TEMPO.CO, Jakarta - Mengaspalnya 21 bus Transjakarta Zhong Tong milik Perum PPD sejak pekan lalu menjadi sorotan publik karena sederet catatan buruk bus pabrikan Cina itu. Tak cuma sering mogok, bus Zhong Tong juga pernah nyaris terbakar karena mesinnya bermasalah.
Bahkan mantan Gubernur DKI Basuki Tjahaja Purnama alias Ahok sempat melarang impor bus asal Cina itu pada pertengahan 2014. Sebab, dia menerima banyak laporan soal kecacatan bus, mulai dari berkarat, penyejuk udara mati, sampai mesin mogok. Apalagi setelah insiden salah satu unit bus Zhong Tong yang hampir terbakar di Jalan Gatot Subroto pada 8 Maret 2015.

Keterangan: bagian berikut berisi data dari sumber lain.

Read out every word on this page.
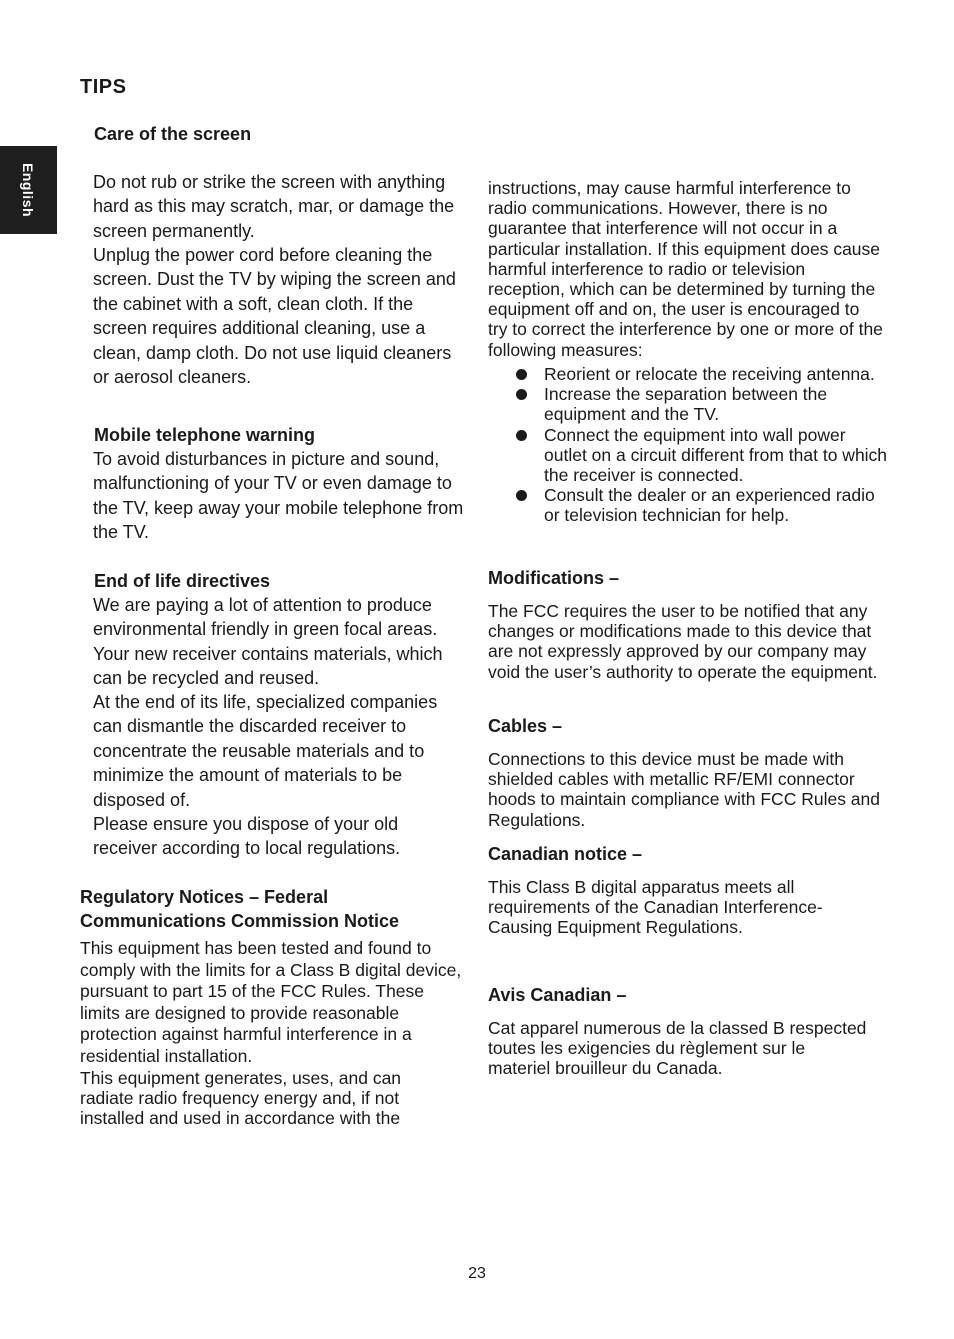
English
TIPS
Care of the screen

Do not rub or strike the screen with anything hard as this may scratch, mar, or damage the screen permanently.

Unplug the power cord before cleaning the screen. Dust the TV by wiping the screen and the cabinet with a soft, clean cloth. If the screen requires additional cleaning, use a clean, damp cloth. Do not use liquid cleaners or aerosol cleaners.

Mobile telephone warning

To avoid disturbances in picture and sound, malfunctioning of your TV or even damage to the TV, keep away your mobile telephone from the TV.

End of life directives

We are paying a lot of attention to produce environmental friendly in green focal areas. Your new receiver contains materials, which can be recycled and reused.

At the end of its life, specialized companies can dismantle the discarded receiver to concentrate the reusable materials and to minimize the amount of materials to be disposed of.

Please ensure you dispose of your old receiver according to local regulations.

Regulatory Notices – Federal Communications Commission Notice

This equipment has been tested and found to comply with the limits for a Class B digital device, pursuant to part 15 of the FCC Rules. These limits are designed to provide reasonable protection against harmful interference in a residential installation.

This equipment generates, uses, and can radiate radio frequency energy and, if not installed and used in accordance with the

instructions, may cause harmful interference to radio communications. However, there is no guarantee that interference will not occur in a particular installation. If this equipment does cause harmful interference to radio or television reception, which can be determined by turning the equipment off and on, the user is encouraged to try to correct the interference by one or more of the following measures:

Reorient or relocate the receiving antenna.
Increase the separation between the equipment and the TV.
Connect the equipment into wall power outlet on a circuit different from that to which the receiver is connected.
Consult the dealer or an experienced radio or television technician for help.
Modifications –

The FCC requires the user to be notified that any changes or modifications made to this device that are not expressly approved by our company may void the user’s authority to operate the equipment.

Cables –

Connections to this device must be made with shielded cables with metallic RF/EMI connector hoods to maintain compliance with FCC Rules and Regulations.

Canadian notice –

This Class B digital apparatus meets all requirements of the Canadian Interference-Causing Equipment Regulations.

Avis Canadian –

Cat apparel numerous de la classed B respected toutes les exigencies du règlement sur le materiel brouilleur du Canada.

23
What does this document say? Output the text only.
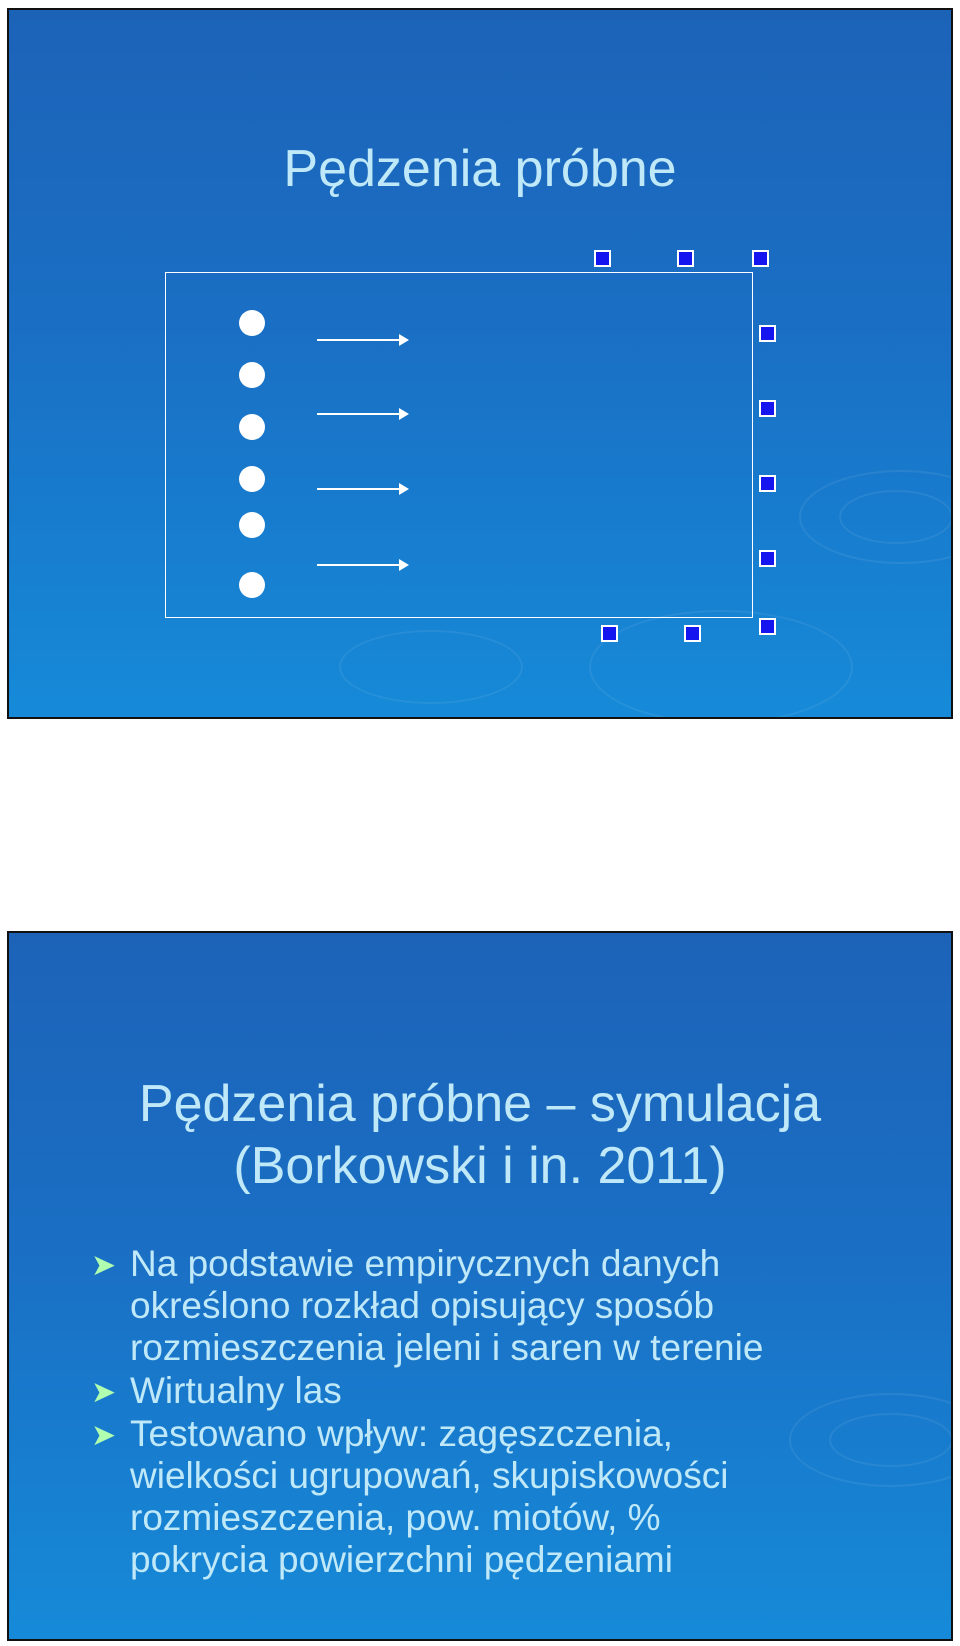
Pędzenia próbne
Pędzenia próbne – symulacja
(Borkowski i in. 2011)
➤ Na podstawie empirycznych danych
określono rozkład opisujący sposób
rozmieszczenia jeleni i saren w terenie
➤ Wirtualny las
➤ Testowano wpływ: zagęszczenia,
wielkości ugrupowań, skupiskowości
rozmieszczenia, pow. miotów, %
pokrycia powierzchni pędzeniami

Namun Gubernur DKI Jakarta Anies Baswedan menjelaskan bahwa bus tersebut pasti telah memenuhi Standar Pelayanan Minimal (SPM) yang ditetapkan pemerintah sebelum bisa beroperasi, termasuk soal keamanan. SPM itu harus dijalankan oleh operator dalam mengoperasikan bus Zhong Tong.
"Pemprov DKI Jakarta itu menentukan SPM-nya dan jasa itulah yang kami bayar melalui pengelola (Transjakarta)," kata Anies di GOR Soemantri, Kuningan, Jakarta, Kamis 17 Oktober 2019.
Hal tersebut, kata Anies, karena saat ini Pemprov DKI sudah tidak lagi membeli bus, melainkan membeli jasa yang kemudian dibayarkan per kilometer. "Jadi kami hanya menentukan SPM. Selebihnya tanggung jawab dengan pengelola," kata Anies.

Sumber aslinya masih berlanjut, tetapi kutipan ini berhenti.